Bei AquaRichtig geht man offenkundig davon aus, dass sich Erreger von Fischkrankheiten (insbesondere bei Aquarienfischen) endlos je besser vermehren, desto höher die Wassertemperatur ist. Hohe Wassertemperaturen> 28° C betrachtet man dabei als einen der wichtigsten begünstigenden Faktoren für Fischkrankheiten. Konkret äußert man sich zu Ichthyophthirius multifiliis und insbesondere Flavobacterium psychrophilum wie folgend:
„Die häufigsten Fischkrankheiten sind Ichthyophtirius multifiliis, die gefürchtete Weißpünktchenkrankheit und die Columnaris Krankeit, die oft fälschlicherweise für einen Pilz gehalten wird.[…]

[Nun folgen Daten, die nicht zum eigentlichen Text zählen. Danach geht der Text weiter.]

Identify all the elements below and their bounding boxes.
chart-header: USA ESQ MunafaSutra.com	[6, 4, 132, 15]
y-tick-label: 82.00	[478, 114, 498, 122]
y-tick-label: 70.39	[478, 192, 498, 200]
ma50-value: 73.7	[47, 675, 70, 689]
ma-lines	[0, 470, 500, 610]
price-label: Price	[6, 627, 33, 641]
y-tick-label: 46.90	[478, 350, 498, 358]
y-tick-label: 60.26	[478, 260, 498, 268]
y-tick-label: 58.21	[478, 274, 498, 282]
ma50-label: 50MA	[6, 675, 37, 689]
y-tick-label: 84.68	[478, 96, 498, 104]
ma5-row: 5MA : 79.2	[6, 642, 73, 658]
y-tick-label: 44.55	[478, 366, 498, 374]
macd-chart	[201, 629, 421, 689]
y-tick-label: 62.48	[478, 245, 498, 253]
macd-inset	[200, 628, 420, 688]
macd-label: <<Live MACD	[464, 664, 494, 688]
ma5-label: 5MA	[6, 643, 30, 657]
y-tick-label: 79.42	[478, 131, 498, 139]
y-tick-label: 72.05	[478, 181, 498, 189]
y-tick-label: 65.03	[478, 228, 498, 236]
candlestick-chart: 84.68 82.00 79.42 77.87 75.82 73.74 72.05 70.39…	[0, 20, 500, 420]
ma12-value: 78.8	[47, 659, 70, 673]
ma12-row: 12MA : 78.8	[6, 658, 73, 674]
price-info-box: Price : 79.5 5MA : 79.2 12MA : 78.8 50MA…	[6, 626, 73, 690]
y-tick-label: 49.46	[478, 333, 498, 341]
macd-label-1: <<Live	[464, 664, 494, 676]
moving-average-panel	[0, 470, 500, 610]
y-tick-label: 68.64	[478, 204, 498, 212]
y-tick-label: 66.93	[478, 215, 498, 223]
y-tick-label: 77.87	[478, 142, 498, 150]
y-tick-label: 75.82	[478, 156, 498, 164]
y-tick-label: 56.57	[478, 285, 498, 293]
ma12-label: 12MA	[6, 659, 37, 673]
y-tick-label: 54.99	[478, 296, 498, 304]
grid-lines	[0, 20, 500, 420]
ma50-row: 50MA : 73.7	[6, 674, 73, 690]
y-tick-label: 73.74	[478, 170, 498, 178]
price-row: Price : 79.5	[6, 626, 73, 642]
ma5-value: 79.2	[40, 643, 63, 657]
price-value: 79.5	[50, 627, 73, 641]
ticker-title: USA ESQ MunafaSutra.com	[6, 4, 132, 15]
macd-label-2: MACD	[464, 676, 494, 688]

Je höher, desto besser für den Erreger und liest man dann Behandlungs-Ratschläge von Experten die Temperatur auf 33 oder gar 36 Grad zu erhöhen, dann kann man nur noch den Kopf schütteln. Dadurch vermehren sich die Erreger noch rascher, der Sauerstoff wird knapper und der Stoffwechsel kollabiert“.
Unberücksichtigt bleibt bei AquaRichtig dabei offenbar die grundsätzliche Tatsache, dass alle Organismen gegenüber dem Umweltfaktor Temperatur eine spezifische Toleranzkurve aufweisen. Es gibt also immer eine untere und eine obere Temperaturgrenze, zwischen denen ein Organismus überleben beziehungsweise sich vermehren kann. Das gilt insbesodnere für Organismen, deren Temperatur unmittlebar von der Umgebungstemperatur abhängt. Man muss nur einmal darüber nachdenken, wie Konservierung und Sterilisierung durch hohe Temperaturen funktionieren soll (vergl. Autoklavieren, Pasteurisierung), wenn sich Mikroorgaanismen endlos je besser vermehrten, desto höher die Temperatur steigt. Aber das hat man bei AquaRichtig wohl nicht bedacht oder schlicht nicht für erwähnenswert gehalten. Fischen gesteht man offenbar eine Temperaturobergrenze zu, während die Vermehrung von Erregern von Fisckrankheite ohne Obergrenze mit zunehmender Temperatur immer weiter zunimmt.
Das Konzept, dass hohe Temperaturen das Wachstum von Krankheitserregern verlangsamen, unterbindet oder sie völlig absterben lässt, scheint AquaRichtig völlig abzugehen. Bei Flavobacterium psychrophilum könnte bereits das Artepithet psychrophilum darauf hinweisen, dass die Art auf höhere Temperaturen nicht gut zu sprechen ist. Bisher sind mir keine Daten bekannt, die für Flavobacterium psychrophilum ein Wachstum > 25° C belegen. Für Flavobacterium columnare trifft das allerdings zu. Vielleicht hat man diese Art auch gemeint, aber davon hat AquaRichtig nie etwas gesagt. Nicht dass ich AquaRichtig wieder Niegesagtes unterstelle.
Auch beim Erreger der Weißpünktchenkranhkeit, Ichthyophthirius multifiliis ist eine Erhöhung der Wassertemperatur ein probates Mittel zur Behandlung. Je nachdem, wie weit die Temperatur angehoben wird, was unter anderem insbesondere von der Verträglichkeit für die betroffenenen Fischarten abhängt, wird zunächst der Lebenszyklus des Parasiten beschleunigt. Dadurch kann die Behandlungsdauer verkürzt werden. Ab etwa 30° C wird die Entwicklung der Ichthyo-Schwärmer unterbunden, sodass der Infektionszyklus unterbrochen wird.